Los perros de Mario Dávalos y los míos pelean en la madrugada. Nunca se hacen daño, solo juegan a que libran encarnizadas batallas a través de las cercas. Una noche, sin embargo, sentí que todos estaban del mismo lado. Nunca supimos cómo los Dávalos habían entrado al territorio de los Venegas.
Luego, una tarde en que Diana y yo salimos a caminar por los senderos de Quintas del Bosque, Buck nos dio alcance. Buscamos en toda la cerca del frente, por donde suponíamos que se había escapado, y solo encontramos una pequeña brecha. “No fue por aquí, no”, nos advirtió Alito tajante.
Desconcertada, Diana le preguntó por qué estaba tan seguro. “No hay pelos en el alambre”, se limitó a responder. A pesar de que suelo confiar en su instinto de montero, esa vez le pedí que tapara el hoyo con un pedazo de malla. No puso objeciones, pero hizo el trabajo convencido de que era en vano.
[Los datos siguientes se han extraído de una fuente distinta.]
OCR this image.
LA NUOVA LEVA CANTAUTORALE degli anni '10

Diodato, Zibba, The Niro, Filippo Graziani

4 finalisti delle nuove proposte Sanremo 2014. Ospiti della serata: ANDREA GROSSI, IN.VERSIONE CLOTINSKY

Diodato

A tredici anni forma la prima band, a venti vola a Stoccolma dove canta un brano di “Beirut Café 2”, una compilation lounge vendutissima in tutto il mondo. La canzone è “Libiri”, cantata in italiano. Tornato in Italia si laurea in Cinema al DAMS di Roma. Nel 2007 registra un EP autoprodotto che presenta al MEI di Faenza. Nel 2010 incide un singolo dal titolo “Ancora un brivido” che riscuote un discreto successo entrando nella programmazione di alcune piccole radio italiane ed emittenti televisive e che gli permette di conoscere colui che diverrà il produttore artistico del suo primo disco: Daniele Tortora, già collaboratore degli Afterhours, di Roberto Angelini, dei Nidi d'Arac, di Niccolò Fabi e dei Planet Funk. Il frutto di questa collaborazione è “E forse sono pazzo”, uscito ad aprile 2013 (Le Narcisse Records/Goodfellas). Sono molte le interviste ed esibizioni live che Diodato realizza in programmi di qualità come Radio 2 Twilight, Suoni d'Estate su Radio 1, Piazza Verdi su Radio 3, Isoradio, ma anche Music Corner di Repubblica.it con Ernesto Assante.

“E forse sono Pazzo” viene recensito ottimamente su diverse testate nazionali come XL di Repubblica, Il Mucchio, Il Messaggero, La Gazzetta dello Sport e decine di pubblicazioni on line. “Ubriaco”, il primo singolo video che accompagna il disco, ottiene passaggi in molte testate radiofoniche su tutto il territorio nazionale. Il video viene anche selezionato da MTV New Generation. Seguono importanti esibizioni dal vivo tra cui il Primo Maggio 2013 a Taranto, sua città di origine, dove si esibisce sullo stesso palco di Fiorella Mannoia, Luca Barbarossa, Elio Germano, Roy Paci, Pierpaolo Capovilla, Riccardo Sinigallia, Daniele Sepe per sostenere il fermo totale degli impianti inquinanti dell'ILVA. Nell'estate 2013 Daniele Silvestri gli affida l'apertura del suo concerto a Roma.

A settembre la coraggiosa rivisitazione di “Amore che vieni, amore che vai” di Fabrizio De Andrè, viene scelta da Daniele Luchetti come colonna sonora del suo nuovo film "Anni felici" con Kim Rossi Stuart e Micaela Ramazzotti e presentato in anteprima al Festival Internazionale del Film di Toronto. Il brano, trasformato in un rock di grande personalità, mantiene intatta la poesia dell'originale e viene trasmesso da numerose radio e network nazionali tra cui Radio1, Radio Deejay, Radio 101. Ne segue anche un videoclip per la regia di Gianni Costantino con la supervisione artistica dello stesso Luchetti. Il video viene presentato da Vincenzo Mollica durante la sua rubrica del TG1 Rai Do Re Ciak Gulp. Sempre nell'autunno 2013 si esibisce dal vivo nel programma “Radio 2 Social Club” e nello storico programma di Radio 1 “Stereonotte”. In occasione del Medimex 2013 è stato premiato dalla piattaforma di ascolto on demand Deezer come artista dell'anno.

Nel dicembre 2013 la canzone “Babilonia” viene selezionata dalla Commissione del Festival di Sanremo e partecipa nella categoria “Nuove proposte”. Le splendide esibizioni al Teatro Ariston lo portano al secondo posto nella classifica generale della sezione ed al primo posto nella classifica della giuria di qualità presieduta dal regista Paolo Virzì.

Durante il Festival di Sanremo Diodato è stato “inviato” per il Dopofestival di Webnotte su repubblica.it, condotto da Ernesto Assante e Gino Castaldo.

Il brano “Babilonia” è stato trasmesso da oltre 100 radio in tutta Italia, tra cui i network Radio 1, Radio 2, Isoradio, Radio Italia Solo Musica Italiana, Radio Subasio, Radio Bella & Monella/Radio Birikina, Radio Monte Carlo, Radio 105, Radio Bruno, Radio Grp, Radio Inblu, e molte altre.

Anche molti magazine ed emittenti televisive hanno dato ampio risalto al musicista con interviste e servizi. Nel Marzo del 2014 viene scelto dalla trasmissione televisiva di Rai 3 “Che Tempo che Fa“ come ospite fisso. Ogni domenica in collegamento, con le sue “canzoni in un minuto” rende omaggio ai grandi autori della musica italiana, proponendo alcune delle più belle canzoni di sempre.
—Todavía no hemos encontrado por donde se escapa Boss (así él llama a Buck) —me recordó ayer.
—No se ha vuelto a ir —alardeé.
—¡Bueh! —dijo mientras se encogía de hombros.
Hoy Diana y yo salimos a caminar otra vez y, al poco rato, Buck nos dio alcance. Volvimos a casa frustrados, pero decididos a encontrar la vía de escape. Diana se quedó adentro y yo salí silbando. No pudo resistir la tentación, corrió a la cerca del fondo y salto por un hoyo.
—¡Ya vi por donde es! —Me gritó Diana.
Al parecer fueron los perros de Mario, que en una de las peleas se lanzaron contra la cerca y abrieron un boquete. Alito tenía razón, el alambre estaba lleno de pelos. Ya sé lo que me va a decir mañana cuando le diga: “Adió, es que usted tiene que haceime caso”. Esas serán sus únicas palabras, antes de irse alicate en mano.